Safety Science Analyst

2+ years

Not Disclosed

Pune

10 March 19, 2025

Job Description

Job Type: Full Time Education: B.Sc./ M.Sc./ M.Pharm/ B.Pharm/ Life Sciences Skills: Causality Assessment, Clinical SAS Programming, Communication Skills, CPC Certified, GCP guidelines, ICD-10 CM Codes, CPT-Codes, HCPCS Codes, ICD-10 CM, CPT, HCPCS Coding, ICH guidelines, ICSR Case Processing, Interpersonal Skill, Labelling Assessment, MedDRA Coding, Medical Billing, Medical Coding, Medical Terminology, Narrative Writing, Research & Development, Technical Skill, Triage of ICSRs, WHO DD Coding

Job Title: Clinical Safety Associate

Company: Fortrea, a Global Contract Research Organization (CRO)

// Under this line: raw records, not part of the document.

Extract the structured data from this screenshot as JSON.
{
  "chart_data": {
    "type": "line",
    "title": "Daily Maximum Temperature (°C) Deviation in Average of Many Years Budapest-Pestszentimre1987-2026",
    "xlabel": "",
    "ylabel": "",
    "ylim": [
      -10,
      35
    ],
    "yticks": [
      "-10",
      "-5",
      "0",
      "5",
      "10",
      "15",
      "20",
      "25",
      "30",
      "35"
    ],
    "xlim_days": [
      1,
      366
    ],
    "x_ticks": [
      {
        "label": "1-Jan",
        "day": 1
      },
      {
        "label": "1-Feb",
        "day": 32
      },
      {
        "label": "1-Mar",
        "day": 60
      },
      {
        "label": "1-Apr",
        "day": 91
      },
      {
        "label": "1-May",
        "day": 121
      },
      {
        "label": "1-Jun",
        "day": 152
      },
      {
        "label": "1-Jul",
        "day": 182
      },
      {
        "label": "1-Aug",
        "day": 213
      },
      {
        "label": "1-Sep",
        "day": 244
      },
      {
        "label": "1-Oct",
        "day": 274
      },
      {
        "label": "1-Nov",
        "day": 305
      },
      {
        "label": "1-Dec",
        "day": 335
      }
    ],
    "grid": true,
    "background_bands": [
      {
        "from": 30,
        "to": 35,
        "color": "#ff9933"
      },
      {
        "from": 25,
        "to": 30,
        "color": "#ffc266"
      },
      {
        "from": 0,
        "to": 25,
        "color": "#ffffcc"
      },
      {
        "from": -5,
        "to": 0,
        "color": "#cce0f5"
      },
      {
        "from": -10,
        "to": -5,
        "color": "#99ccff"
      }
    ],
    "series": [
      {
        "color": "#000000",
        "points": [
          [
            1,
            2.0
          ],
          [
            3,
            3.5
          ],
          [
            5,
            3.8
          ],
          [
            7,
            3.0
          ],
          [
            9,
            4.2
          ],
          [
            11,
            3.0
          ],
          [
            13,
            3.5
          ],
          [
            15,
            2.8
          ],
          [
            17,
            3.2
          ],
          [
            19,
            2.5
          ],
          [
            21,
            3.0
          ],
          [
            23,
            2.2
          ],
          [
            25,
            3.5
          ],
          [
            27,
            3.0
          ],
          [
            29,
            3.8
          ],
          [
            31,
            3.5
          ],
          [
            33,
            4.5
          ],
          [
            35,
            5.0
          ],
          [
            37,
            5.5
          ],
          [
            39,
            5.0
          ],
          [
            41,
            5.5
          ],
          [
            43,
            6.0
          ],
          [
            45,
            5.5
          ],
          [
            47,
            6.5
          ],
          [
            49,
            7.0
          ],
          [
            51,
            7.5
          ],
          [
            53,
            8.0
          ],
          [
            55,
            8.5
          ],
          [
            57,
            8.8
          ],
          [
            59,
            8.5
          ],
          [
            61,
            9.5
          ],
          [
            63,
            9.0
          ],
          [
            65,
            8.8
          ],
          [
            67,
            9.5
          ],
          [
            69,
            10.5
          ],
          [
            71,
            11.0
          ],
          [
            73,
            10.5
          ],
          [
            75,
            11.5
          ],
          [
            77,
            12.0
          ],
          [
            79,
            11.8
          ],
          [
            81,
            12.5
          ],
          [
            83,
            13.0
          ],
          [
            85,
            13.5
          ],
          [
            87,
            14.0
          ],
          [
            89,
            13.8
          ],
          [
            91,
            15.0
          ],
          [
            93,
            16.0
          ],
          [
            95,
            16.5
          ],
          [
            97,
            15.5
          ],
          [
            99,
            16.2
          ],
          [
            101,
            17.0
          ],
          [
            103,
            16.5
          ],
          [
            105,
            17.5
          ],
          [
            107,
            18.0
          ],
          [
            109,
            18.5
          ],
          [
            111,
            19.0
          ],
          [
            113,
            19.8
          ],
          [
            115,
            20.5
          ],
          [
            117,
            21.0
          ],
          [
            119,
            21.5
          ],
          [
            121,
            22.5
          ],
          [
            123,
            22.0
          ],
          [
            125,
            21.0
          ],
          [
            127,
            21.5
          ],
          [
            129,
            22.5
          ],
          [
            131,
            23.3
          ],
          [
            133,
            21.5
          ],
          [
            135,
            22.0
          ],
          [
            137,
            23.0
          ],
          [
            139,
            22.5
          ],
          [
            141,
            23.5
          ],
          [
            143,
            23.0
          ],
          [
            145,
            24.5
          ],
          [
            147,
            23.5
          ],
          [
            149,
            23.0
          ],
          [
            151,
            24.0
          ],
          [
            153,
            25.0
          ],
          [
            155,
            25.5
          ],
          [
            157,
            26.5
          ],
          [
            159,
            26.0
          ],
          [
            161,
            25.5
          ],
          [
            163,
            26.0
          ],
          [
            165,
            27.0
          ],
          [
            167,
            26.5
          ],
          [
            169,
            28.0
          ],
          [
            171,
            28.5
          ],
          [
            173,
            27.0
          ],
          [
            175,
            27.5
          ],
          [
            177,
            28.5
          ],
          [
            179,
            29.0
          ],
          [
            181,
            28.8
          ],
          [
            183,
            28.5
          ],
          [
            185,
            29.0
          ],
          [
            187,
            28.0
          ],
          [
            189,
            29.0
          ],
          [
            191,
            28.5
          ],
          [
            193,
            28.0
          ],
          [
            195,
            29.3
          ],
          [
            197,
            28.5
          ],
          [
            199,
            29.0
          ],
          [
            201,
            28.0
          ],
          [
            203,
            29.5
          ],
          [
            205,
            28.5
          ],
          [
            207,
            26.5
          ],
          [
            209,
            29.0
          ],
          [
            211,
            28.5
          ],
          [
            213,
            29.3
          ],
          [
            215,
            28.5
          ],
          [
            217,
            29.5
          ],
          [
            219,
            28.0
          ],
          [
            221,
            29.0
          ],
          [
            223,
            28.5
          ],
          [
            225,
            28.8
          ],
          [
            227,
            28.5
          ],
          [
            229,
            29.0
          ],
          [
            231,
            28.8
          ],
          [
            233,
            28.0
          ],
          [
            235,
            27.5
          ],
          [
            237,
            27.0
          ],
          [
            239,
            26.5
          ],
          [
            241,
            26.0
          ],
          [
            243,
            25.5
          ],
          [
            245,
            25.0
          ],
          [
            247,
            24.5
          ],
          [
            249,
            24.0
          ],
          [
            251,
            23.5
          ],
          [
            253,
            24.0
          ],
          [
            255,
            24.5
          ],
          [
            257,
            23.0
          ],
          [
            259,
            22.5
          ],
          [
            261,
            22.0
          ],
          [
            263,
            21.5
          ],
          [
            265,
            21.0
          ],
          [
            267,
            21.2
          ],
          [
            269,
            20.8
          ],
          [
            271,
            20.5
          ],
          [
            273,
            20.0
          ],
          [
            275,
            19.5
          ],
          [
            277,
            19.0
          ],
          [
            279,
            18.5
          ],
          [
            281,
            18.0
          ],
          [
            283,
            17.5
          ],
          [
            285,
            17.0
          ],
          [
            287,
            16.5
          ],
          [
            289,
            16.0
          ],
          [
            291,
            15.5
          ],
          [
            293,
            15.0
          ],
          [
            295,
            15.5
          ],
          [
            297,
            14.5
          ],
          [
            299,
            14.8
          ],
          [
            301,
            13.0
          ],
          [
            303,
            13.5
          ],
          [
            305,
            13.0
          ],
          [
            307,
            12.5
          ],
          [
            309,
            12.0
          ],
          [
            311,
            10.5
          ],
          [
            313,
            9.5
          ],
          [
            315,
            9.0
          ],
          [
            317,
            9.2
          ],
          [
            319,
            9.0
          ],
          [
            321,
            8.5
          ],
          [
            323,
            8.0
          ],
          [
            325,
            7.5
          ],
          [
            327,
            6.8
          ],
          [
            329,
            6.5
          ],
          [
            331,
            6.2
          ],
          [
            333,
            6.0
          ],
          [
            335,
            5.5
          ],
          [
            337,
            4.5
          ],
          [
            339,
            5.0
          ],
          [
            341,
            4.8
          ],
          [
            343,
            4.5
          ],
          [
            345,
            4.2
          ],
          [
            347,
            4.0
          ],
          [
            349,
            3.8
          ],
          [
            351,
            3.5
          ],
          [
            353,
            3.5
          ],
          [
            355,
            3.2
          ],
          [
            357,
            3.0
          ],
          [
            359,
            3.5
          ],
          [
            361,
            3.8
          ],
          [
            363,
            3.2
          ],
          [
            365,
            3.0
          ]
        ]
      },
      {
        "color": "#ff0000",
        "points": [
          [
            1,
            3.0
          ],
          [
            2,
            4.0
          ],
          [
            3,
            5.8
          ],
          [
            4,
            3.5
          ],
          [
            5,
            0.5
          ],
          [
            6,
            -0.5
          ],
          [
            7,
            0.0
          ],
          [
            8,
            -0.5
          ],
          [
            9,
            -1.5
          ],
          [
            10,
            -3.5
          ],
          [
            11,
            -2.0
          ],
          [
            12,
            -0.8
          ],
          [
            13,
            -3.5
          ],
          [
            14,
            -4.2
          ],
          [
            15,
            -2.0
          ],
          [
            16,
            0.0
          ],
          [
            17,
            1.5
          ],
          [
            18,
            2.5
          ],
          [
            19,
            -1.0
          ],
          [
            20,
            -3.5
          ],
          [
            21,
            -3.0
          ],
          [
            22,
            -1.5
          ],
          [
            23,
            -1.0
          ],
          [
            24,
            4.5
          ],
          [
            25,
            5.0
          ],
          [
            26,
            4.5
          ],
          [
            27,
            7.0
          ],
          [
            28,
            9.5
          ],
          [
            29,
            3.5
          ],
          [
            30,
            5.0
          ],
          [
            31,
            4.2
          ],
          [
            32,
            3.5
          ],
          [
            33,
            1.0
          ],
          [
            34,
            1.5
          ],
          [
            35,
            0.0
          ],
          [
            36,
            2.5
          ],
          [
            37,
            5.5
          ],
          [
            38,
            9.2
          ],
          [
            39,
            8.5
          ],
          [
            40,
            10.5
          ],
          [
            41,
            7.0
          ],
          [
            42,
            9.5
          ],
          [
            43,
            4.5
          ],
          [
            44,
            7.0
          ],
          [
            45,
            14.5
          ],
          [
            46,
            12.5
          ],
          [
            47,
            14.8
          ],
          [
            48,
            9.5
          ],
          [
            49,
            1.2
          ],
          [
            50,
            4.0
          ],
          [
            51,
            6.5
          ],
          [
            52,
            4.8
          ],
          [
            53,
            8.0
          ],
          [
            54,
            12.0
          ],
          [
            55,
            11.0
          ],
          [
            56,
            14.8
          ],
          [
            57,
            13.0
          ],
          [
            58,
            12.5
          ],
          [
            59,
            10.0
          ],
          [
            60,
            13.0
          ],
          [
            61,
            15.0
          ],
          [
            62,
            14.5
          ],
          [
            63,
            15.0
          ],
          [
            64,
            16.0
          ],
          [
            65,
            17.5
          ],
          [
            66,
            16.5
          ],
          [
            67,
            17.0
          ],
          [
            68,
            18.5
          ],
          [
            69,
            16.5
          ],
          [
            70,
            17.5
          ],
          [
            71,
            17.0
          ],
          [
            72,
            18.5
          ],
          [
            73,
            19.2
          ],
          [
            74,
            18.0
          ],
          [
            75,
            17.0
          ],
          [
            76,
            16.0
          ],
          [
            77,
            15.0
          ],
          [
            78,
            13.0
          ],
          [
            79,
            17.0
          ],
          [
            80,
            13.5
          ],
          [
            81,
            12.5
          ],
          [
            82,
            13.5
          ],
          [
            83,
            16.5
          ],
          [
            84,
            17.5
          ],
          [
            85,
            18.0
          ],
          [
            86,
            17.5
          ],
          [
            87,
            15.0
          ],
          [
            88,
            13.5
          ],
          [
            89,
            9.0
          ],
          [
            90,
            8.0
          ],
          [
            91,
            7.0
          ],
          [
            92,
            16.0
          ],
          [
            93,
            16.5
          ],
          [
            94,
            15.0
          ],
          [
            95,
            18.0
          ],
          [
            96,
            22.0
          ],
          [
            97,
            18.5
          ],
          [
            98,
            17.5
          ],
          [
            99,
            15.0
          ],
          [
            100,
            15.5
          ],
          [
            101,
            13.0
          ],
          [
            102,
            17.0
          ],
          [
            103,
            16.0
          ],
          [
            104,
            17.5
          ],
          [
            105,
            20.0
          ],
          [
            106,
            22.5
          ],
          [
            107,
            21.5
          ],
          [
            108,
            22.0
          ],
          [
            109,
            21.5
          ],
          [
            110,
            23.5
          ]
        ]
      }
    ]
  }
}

Location: [Insert Location]

Job Overview:

Fortrea is seeking a Clinical Safety Associate to assist with Clinical Safety and/or Post-Marketing Surveillance (PSS) operations for various products. This includes managing and processing adverse events, which may involve safety data from clinical trials or post-marketing reports. The role ensures that adverse events are processed according to required standards and submitted to clients and regulatory agencies within agreed timelines. This position is key in delivering high-quality service to clients while ensuring compliance with all applicable regulations and safety standards.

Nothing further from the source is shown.